Ich finde immer weitere interessante Bereiche in dem antiken Korinth. So interessant, dass ich kurzerhand beschließe eine kleine Videodoku zu produzieren. Zu viele Impressionen prasseln auf mich ein, als dass ich diese alle nur in Bildern festhalten könnte. Mir fällt zum Beispiel auf, dass das ursprüngliche Grundniveau viel tiefer war. Viele der ausgegrabenen Objekte liegen zum Teil mehrere Meter im Boden. Dies fällt im Besonderen bei der Peirene Quelle auf. Diese wurde zu römischen Zeiten von einem zweistöckigen Gebäude umfasst, in dem sich ein Wasserbecken befand.

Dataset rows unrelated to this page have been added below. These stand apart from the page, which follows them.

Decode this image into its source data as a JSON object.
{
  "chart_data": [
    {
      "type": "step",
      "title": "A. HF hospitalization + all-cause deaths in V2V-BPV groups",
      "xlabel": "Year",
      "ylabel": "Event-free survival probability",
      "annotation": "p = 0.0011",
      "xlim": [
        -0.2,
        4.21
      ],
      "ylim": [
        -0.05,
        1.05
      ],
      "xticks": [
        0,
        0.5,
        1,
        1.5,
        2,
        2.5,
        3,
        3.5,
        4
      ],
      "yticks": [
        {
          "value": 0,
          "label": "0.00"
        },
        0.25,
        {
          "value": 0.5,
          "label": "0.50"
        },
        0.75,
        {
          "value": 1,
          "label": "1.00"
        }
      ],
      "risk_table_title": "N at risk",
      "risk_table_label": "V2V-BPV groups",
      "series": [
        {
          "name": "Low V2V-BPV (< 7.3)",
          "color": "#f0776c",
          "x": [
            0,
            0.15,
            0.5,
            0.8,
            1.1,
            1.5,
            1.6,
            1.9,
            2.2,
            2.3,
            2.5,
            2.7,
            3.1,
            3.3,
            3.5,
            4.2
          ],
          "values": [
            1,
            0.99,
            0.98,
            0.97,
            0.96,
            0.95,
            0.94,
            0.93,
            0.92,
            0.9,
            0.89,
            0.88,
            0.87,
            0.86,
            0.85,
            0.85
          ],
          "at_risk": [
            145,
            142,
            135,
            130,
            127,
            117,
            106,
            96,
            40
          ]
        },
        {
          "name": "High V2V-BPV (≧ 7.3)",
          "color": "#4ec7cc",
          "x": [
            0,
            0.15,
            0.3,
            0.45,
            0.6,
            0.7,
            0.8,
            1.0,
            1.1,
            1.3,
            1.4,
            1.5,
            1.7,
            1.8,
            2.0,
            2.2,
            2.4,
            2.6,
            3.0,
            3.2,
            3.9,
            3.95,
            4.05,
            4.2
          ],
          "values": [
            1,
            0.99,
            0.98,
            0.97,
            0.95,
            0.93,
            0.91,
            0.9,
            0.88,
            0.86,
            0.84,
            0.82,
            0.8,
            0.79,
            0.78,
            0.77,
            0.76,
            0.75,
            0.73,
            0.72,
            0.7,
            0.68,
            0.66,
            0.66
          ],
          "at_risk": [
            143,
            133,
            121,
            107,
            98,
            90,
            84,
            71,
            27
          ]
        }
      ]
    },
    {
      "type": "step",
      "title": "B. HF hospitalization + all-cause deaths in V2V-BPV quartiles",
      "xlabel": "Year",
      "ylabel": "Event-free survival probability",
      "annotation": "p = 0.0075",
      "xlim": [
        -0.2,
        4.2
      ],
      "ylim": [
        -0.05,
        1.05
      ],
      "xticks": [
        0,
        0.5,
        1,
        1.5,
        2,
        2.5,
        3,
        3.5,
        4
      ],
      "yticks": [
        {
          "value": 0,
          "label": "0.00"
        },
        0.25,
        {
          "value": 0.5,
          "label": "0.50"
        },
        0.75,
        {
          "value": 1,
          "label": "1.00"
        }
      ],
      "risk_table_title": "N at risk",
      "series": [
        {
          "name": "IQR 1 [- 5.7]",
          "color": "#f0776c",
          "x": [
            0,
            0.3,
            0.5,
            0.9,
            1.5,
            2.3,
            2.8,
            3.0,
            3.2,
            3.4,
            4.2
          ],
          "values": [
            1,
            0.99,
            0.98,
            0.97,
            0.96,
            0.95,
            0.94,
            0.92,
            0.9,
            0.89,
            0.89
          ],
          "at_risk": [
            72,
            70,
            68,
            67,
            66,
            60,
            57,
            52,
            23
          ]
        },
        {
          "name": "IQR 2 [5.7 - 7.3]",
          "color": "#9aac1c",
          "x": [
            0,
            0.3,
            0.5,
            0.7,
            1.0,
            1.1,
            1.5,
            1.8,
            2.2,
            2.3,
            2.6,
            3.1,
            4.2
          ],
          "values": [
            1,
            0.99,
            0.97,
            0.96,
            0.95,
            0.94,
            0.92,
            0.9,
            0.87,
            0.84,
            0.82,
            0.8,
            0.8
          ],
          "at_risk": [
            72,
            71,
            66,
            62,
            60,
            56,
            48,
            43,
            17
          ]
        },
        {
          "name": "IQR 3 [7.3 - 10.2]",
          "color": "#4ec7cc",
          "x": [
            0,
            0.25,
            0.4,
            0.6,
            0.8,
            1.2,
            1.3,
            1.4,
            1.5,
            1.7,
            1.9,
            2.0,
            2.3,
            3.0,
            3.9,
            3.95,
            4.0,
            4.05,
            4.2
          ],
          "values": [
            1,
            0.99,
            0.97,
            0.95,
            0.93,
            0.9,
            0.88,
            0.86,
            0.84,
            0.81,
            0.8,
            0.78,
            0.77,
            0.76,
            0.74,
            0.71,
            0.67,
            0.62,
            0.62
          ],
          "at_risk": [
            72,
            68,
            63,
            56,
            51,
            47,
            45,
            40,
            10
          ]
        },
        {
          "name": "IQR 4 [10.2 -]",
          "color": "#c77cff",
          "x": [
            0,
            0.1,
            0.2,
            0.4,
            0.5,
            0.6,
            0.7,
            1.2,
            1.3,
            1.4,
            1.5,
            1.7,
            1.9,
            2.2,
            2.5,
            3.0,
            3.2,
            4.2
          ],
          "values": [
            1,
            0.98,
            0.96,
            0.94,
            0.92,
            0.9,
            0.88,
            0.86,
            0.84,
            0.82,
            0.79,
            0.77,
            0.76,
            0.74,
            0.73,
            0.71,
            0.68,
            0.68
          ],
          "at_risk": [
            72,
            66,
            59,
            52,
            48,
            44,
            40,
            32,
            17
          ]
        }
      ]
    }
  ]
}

Irgendwann in der Neuzeit fand man die Quelle unter einer kleinen Kapelle und einem Friedhof. Mehrere Erdbeben hatten die ursprünglichen Bauten zerstört und in sich zusammen fallen lassen. Regen, Wind und die Zeit sorgten anschließend für den Rest.

Wie imposant dieser Bereich des antiken Korinths gewesen sein musste, sieht man auch an der Südstoa, einer 164 Meter langen Säulenhalle, welche den Platz, des Forum, abgrenzte. Heute wundert man sich nur noch über die Säulenreste, die sich an diesem Punkt in einer geraden Linie von einem Ende der Ausgrabungsstelle zum Anderen hinziehen. In der Antike war dieser Bereich komplett überdacht.